On Twitter, Beaumont’s Bishop Curtis J. Guillory asked for prayers for southeast Texas. He said the diocese was contacting clergy and religious who possibly flooded. By the afternoon, he said some parish plants had taken on water, but exact details were still unknown.
In Houston, chancery offices at the Archdiocese of Galveston-Houston were closed Sept. 20. A roof collapsed at a major U.S. Postal Service distribution facility in Houston, injuring at least three.
Imelda made landfall near Freeport, Texas, with sustained 40-mph winds and gusts up to 47 mph. The storm moved slowly through Houston sagging south and then east, lashing Beaumont, Texas. It claimed at least two lives, one in Houston, another near Beaumont.
High water closed major freeways in Houston and Beaumont through Sept. 20, stalling hundreds of cars on many roads.
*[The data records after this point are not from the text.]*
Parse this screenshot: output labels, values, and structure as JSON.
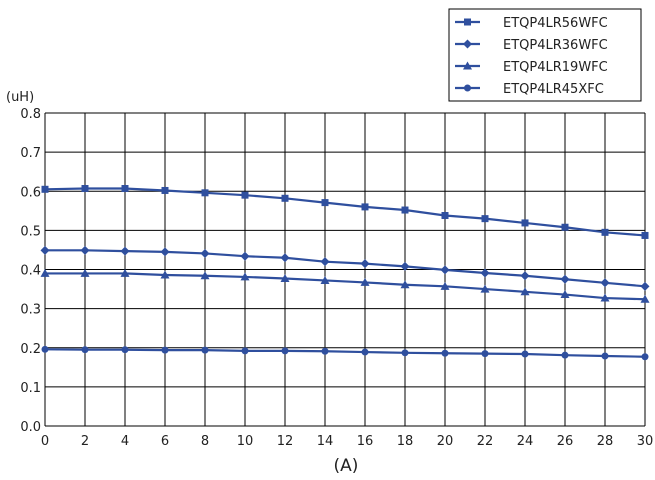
{
  "chart_data": {
    "type": "line",
    "title": "",
    "xlabel": "(A)",
    "ylabel": "(uH)",
    "x": [
      0,
      2,
      4,
      6,
      8,
      10,
      12,
      14,
      16,
      18,
      20,
      22,
      24,
      26,
      28,
      30
    ],
    "xlim": [
      0,
      30
    ],
    "ylim": [
      0.0,
      0.8
    ],
    "xticks": [
      0,
      2,
      4,
      6,
      8,
      10,
      12,
      14,
      16,
      18,
      20,
      22,
      24,
      26,
      28,
      30
    ],
    "yticks": [
      "0.0",
      "0.1",
      "0.2",
      "0.3",
      "0.4",
      "0.5",
      "0.6",
      "0.7",
      "0.8"
    ],
    "grid": true,
    "legend_position": "top-right",
    "line_color": "#2f4f9e",
    "series": [
      {
        "name": "ETQP4LR56WFC",
        "marker": "square",
        "values": [
          0.605,
          0.607,
          0.607,
          0.602,
          0.596,
          0.59,
          0.582,
          0.571,
          0.56,
          0.552,
          0.538,
          0.53,
          0.519,
          0.508,
          0.495,
          0.487
        ]
      },
      {
        "name": "ETQP4LR36WFC",
        "marker": "diamond",
        "values": [
          0.449,
          0.449,
          0.447,
          0.445,
          0.441,
          0.434,
          0.43,
          0.42,
          0.415,
          0.408,
          0.399,
          0.391,
          0.384,
          0.375,
          0.366,
          0.357
        ]
      },
      {
        "name": "ETQP4LR19WFC",
        "marker": "triangle",
        "values": [
          0.39,
          0.39,
          0.39,
          0.386,
          0.384,
          0.381,
          0.377,
          0.372,
          0.367,
          0.361,
          0.357,
          0.35,
          0.343,
          0.336,
          0.327,
          0.324
        ]
      },
      {
        "name": "ETQP4LR45XFC",
        "marker": "circle",
        "values": [
          0.196,
          0.195,
          0.195,
          0.194,
          0.194,
          0.192,
          0.192,
          0.191,
          0.189,
          0.187,
          0.186,
          0.185,
          0.184,
          0.181,
          0.179,
          0.177
        ]
      }
    ]
  }
}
I-10 near Houston remained closed Sept. 20, after barges broke loose during the flood, slamming into the highway’s bridge.
More than 65,000 were without power during the storm. Airports in the region also were shut down. Hundreds of homes were flooded, and more than 2,100 high water rescues and evacuations were made, civic officials said.
According to the Houston National Weather Service, many of the same areas hardest hit by Harvey were again impacted by Imelda, primarily those in east Houston to Liberty, Chambers and Jefferson counties near Beaumont.
At one point, Houston saw more than 1,000 lightning strikes in 10 minutes, experts said. Texas Gov. Greg Abbott declared a state of disaster for 13 counties. When more than 43 inches of rain fell near Beaumont, the storm became the seventh wettest tropical cyclone in U.S. history, fourth wettest ever to hit Texas.
A prayer posted to the Beaumont Diocese’s website said the memories of “past tragedies” like Harvey “are still so vivid.” It called for the intercession of Mary, Star of the Sea to help with “wounds (that) seem to refuse to heal.”